Wie im Jahr zuvor begleitete die norwegische Free-Jazz-Saxophonistin Mette Rasmussen einen Teil der ausladenden „Luciferian Towers“-Nummern, die Band ergänzte das Set mit altbewährten Klassikern wie „The Sad Mafioso“ oder dem eingangs in Überlänge zelebrierten „Hope Drone“. Diverse, zuweilen parallel projizierte Super-8-Filme mit bewegten Bildern von Friedhöfen, brennenden Fabriken und amerikanischen Massendemonstrationen unterstrichen wie in der Vergangenheit zu jedem GY!BE-Auftritt die Dringlichkeit und wortlose, politische Aussage der Kompositionen, gipfelnd in einem minutenlangen, Konzert-beschließenden Feedback-Fade-Out, ein anarchistisches Statement gegen Globalisierung, soziale Gräben, Imperialismus und den militärischen Apparat.

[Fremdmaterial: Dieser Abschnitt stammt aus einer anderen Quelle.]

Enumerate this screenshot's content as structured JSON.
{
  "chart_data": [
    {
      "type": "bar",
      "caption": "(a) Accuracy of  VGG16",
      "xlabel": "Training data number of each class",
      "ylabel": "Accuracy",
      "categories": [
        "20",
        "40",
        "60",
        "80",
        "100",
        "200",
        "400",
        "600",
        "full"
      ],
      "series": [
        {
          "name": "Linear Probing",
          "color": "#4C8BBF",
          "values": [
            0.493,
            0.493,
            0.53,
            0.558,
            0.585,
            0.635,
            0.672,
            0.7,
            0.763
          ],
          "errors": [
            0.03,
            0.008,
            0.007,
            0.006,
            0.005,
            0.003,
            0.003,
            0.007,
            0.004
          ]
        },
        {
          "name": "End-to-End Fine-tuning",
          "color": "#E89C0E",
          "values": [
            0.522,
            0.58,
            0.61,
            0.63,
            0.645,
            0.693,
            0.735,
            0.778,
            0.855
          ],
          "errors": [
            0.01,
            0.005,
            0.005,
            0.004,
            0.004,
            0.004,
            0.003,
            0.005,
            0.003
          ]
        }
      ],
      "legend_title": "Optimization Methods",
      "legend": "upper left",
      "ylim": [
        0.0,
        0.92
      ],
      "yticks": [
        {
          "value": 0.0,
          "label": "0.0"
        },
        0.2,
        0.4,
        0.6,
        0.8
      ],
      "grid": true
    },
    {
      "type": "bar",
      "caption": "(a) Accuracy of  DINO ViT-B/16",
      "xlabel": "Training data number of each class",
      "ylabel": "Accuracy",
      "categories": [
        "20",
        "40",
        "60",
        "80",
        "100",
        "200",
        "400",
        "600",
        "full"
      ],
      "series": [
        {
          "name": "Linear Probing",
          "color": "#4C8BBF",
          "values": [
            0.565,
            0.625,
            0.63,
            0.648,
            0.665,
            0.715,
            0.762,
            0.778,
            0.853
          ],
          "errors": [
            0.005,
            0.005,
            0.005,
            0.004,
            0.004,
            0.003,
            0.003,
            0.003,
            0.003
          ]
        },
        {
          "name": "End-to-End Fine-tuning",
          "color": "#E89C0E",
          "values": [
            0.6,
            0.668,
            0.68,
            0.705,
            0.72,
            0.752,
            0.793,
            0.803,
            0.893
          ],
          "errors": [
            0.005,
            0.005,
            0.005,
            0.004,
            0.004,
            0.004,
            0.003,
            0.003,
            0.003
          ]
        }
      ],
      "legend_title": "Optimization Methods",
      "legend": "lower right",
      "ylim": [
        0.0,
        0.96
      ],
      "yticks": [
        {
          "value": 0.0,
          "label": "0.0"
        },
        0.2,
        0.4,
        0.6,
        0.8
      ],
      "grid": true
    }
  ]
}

Vermutlich werden Godspeed You! Black Emperor einst in nicht allzu ferner Zukunft als einsamer, leuchtender Turm in der kahlen Wüste der instrumentalen Rockmusik stehen: Wenn alle anderen Bands das immer Gleiche der Laut/Leise-Kontraste bis zum Erbrechen zu Tode geritten haben, wird der Kosmos der Band aus Quebec weiter in einer dunkel funkelnden und faszinierenden Vielfalt erstrahlen, ohne Worte mahnend und warnend vor den finsteren politischen und gesellschaftlichen Verwerfungen der westlichen Zivilisation.

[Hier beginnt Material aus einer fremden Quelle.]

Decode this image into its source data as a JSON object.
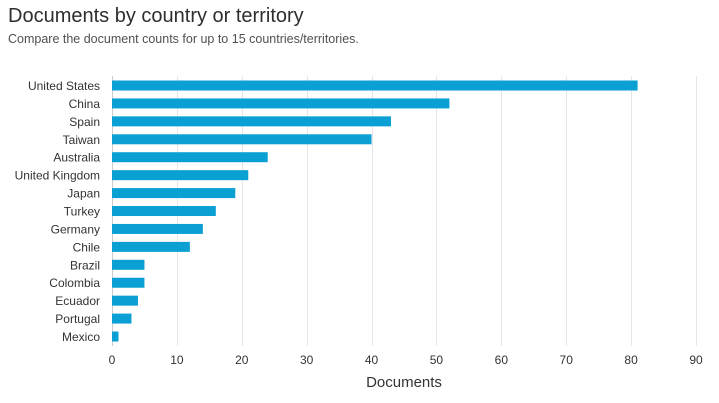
{
  "header": {
    "title": "Documents by country or territory",
    "subtitle": "Compare the document counts for up to 15 countries/territories."
  },
  "chart_data": {
    "type": "bar",
    "orientation": "horizontal",
    "title": "Documents by country or territory",
    "subtitle": "Compare the document counts for up to 15 countries/territories.",
    "xlabel": "Documents",
    "ylabel": "",
    "categories": [
      "United States",
      "China",
      "Spain",
      "Taiwan",
      "Australia",
      "United Kingdom",
      "Japan",
      "Turkey",
      "Germany",
      "Chile",
      "Brazil",
      "Colombia",
      "Ecuador",
      "Portugal",
      "Mexico"
    ],
    "values": [
      81,
      52,
      43,
      40,
      24,
      21,
      19,
      16,
      14,
      12,
      5,
      5,
      4,
      3,
      1
    ],
    "xlim": [
      0,
      90
    ],
    "xticks": [
      0,
      10,
      20,
      30,
      40,
      50,
      60,
      70,
      80,
      90
    ],
    "grid": "vertical",
    "legend": "none",
    "bar_color": "#0ba0d3",
    "grid_color": "#e6e6e6"
  }
}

Eingangs galt es am Sonntagabend, das enervierende Solo-Programm von Mette Rasmussen zu überstehen. Die Norwegerin tobte sich für eine halbe Stunde mit ihrem Saxophon im improvisierten Free Jazz aus, abgehackte Töne in das Auditorium trötend, ein gnadenloses Gelärme, dem selbstredend keinerlei Melodik innewohnte, allenfalls bisweilen ein rudimentär erkennbarer Rhythmus im erratischen Radikalausbruch, Kakophonie, die zu keiner Sekunde nach Gefälligkeit heischen mochte. Dem Geplärr des Holzblasinstruments ließ die Musikerin beizeiten das kurze Geschrei der eigenen Stimme folgen – das Nerven-anspannende, Genuss-freie Gewerk ein bebender, explosiver, gleichwohl erschreckend monotoner Ausbruch und für viele die Art von Gejazze, die den christlichen Radfahrer zum absteigen zwingen, die Skeptiker gewiss nicht für experimentelles Musizieren einnehmen und den gemeinen Jazz-Verächter in all seinen ablehnenden Vorurteilen bestätigen. Weitaus ansprechender, voluminös druckvoller und mehrdimensionaler wurde der Vortrag erst zum Ende hin, als sich zum Noten-freien Gebläse von Mette Rasmussen die GY!BE-Musiker Thierry Amar und Timothy Herzog an Bass und Trommel mit wuchtiger Taktgebung für die letzte Nummer ihres Konzerts in das Klangbild einbrachten, aber da war das Kind bereits im Brunnen und die Trio-Besetzung somit nur noch Rettungsweste gegen das komplette Absaufen dieses höchst überflüssigen Support Acts. Schade, dabei kann die Frau so viel mehr, wie ihr Musizieren im Verbund mit GY!BE an diesem Abend wie auch exemplarisch ihre experimentellen Duo-Aufnahmen mit dem Gitarristen Tashi Dorji unterstreichen.